Enviada em 29/10/2020

Levantamento realizado pelo IBGE (Instituto Brasileiro de Geografia e Estatística) em 2018 revelou que 46 milhões de brasileiros não têm acesso à Internet. Apesar disso, o governo federal ainda não mobilizou a rede democratizada de direitos de acesso. Nesse caso, é preciso conscientizar sobre a importância do acesso moderno à Internet para entender a relevância das políticas propostas que podem ampliar a base de usuários de Internet no Brasil.

Numa primeira análise, faz sentido referir o “Quadro de Uso Civil da Internet” aprovado pela Assembleia Nacional em 2014. O quadro estipula no artigo 7.º que a Internet é a base para o exercício da cidadania, pelo que se pode afirmar que o acesso à Internet passa a ser um direito. Portanto, desde que a Internet seja necessária para o pleno exercício dos direitos e obrigações da sociedade brasileira, como o direito à educação, o direito à justiça e o direito à liberdade de expressão, é papel do Estado fornecer esse acesso.

Nesse contexto, é importante enfatizar as ideias do filósofo iluminista John Locke, que propôs a teoria dos direitos naturais e salvaguardou os direitos das pessoas à propriedade, à vida e à liberdade.

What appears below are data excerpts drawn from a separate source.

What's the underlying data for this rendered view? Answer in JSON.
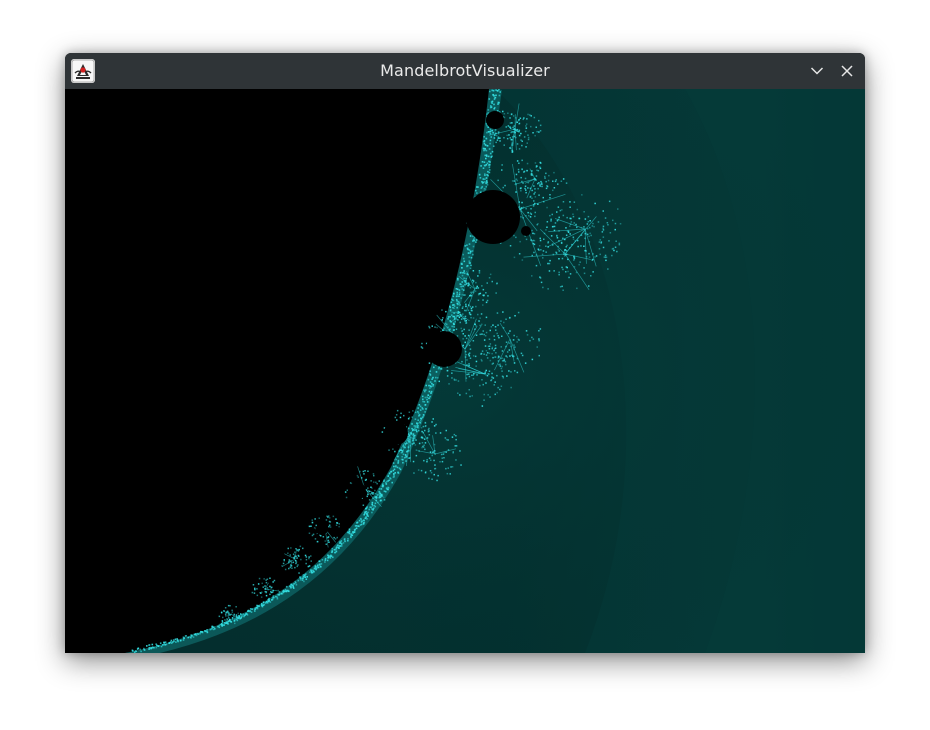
{
  "window": {
    "title": "MandelbrotVisualizer",
    "icons": {
      "app": "java-duke-icon",
      "minimize": "chevron-down-icon",
      "close": "close-icon"
    }
  },
  "render": {
    "set_color": "#000000",
    "background_color": "#03302f",
    "background_edge_color": "#083836",
    "filament_color": "#33dde0",
    "titlebar_color": "#2f3437"
  }
}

Deste ponto de vista, o desenvolvimento do direito no mundo ocidental é demonstrado na “Declaração Universal dos Direitos Humanos” (DUDH), que amplia o direito à liberdade de “receber, buscar e divulgar informações” em seu artigo 19 .

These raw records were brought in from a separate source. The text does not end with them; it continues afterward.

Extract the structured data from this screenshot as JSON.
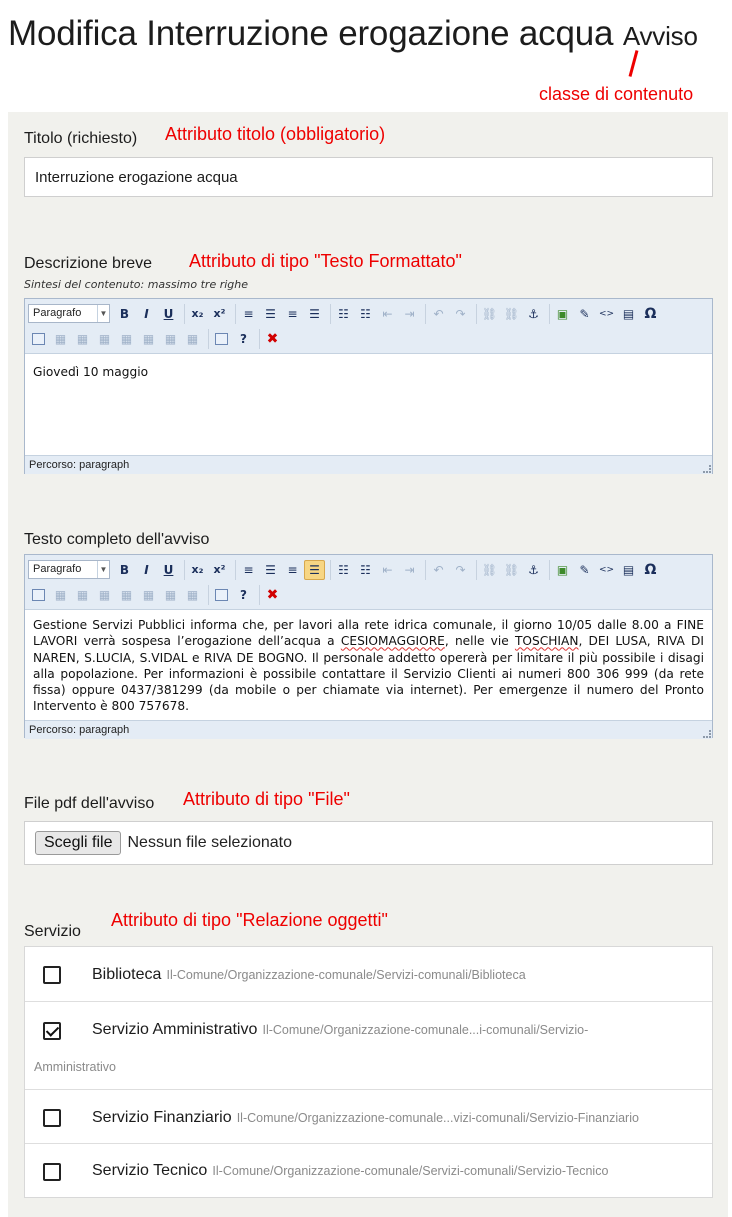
{
  "header": {
    "title": "Modifica Interruzione erogazione acqua",
    "class_name": "Avviso"
  },
  "annotations": {
    "class": "classe di contenuto",
    "title_attr": "Attributo titolo (obbligatorio)",
    "rich_text_attr": "Attributo di tipo \"Testo Formattato\"",
    "file_attr": "Attributo di tipo \"File\"",
    "relation_attr": "Attributo di tipo \"Relazione oggetti\""
  },
  "fields": {
    "title": {
      "label": "Titolo (richiesto)",
      "value": "Interruzione erogazione acqua"
    },
    "short_desc": {
      "label": "Descrizione breve",
      "help": "Sintesi del contenuto: massimo tre righe",
      "format": "Paragrafo",
      "content": "Giovedì 10 maggio",
      "status": "Percorso: paragraph"
    },
    "full_text": {
      "label": "Testo completo dell'avviso",
      "format": "Paragrafo",
      "content_parts": {
        "p1": "Gestione Servizi Pubblici informa che, per lavori alla rete idrica comunale, il giorno 10/05 dalle 8.00 a FINE LAVORI verrà sospesa l’erogazione dell’acqua a ",
        "w1": "CESIOMAGGIORE",
        "p2": ", nelle vie ",
        "w2": "TOSCHIAN",
        "p3": ", DEI LUSA, RIVA DI NAREN, S.LUCIA, S.VIDAL e RIVA DE BOGNO. Il personale addetto opererà per limitare il più possibile i disagi alla popolazione. Per informazioni è possibile contattare il Servizio Clienti ai numeri 800 306 999 (da rete fissa) oppure 0437/381299 (da mobile o per chiamate via internet). Per emergenze il numero del Pronto Intervento è 800 757678."
      },
      "status": "Percorso: paragraph"
    },
    "pdf": {
      "label": "File pdf dell'avviso",
      "button": "Scegli file",
      "status": "Nessun file selezionato"
    },
    "service": {
      "label": "Servizio",
      "options": [
        {
          "name": "Biblioteca",
          "path": "Il-Comune/Organizzazione-comunale/Servizi-comunali/Biblioteca",
          "checked": false
        },
        {
          "name": "Servizio Amministrativo",
          "path": "Il-Comune/Organizzazione-comunale...i-comunali/Servizio-",
          "path2": "Amministrativo",
          "checked": true
        },
        {
          "name": "Servizio Finanziario",
          "path": "Il-Comune/Organizzazione-comunale...vizi-comunali/Servizio-Finanziario",
          "checked": false
        },
        {
          "name": "Servizio Tecnico",
          "path": "Il-Comune/Organizzazione-comunale/Servizi-comunali/Servizio-Tecnico",
          "checked": false
        }
      ]
    }
  },
  "toolbar_icons": [
    "format-select",
    "bold-icon",
    "italic-icon",
    "underline-icon",
    "subscript-icon",
    "superscript-icon",
    "align-left-icon",
    "align-center-icon",
    "align-right-icon",
    "justify-icon",
    "bullet-list-icon",
    "numbered-list-icon",
    "outdent-icon",
    "indent-icon",
    "undo-icon",
    "redo-icon",
    "link-icon",
    "unlink-icon",
    "anchor-icon",
    "image-icon",
    "attachment-icon",
    "code-icon",
    "paste-text-icon",
    "special-char-icon",
    "table-icon",
    "delete-icon"
  ],
  "toolbar_glyphs": {
    "bold": "B",
    "italic": "I",
    "underline": "U",
    "subscript": "x₂",
    "superscript": "x²",
    "align_left": "≡",
    "align_center": "☰",
    "align_right": "≡",
    "justify": "☰",
    "bullets": "☷",
    "numbers": "☷",
    "outdent": "⇤",
    "indent": "⇥",
    "undo": "↶",
    "redo": "↷",
    "link": "⛓",
    "unlink": "⛓",
    "anchor": "⚓",
    "image": "▣",
    "attach": "✎",
    "code": "<>",
    "paste": "▤",
    "omega": "Ω",
    "help": "?",
    "delete": "✖",
    "dropdown": "▼",
    "tool": "▦"
  },
  "colors": {
    "panel": "#f1f1ed",
    "annotation": "#ee0000",
    "toolbar": "#e4ecf5"
  }
}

Em suma, embora os avanços tecnológicos tenham mudado os padrões para o exercício pleno da cidadania, o acesso à Internet no Brasil está limitado a um quarto da população. Nesse sentido, cabe ao governo federal fornecer as garantias e direitos estipulados pela CF1988 para a criação de projetos de expansão do acesso à Internet, como instalação em praças públicas e bibliotecas, visando democratizar o acesso à Internet.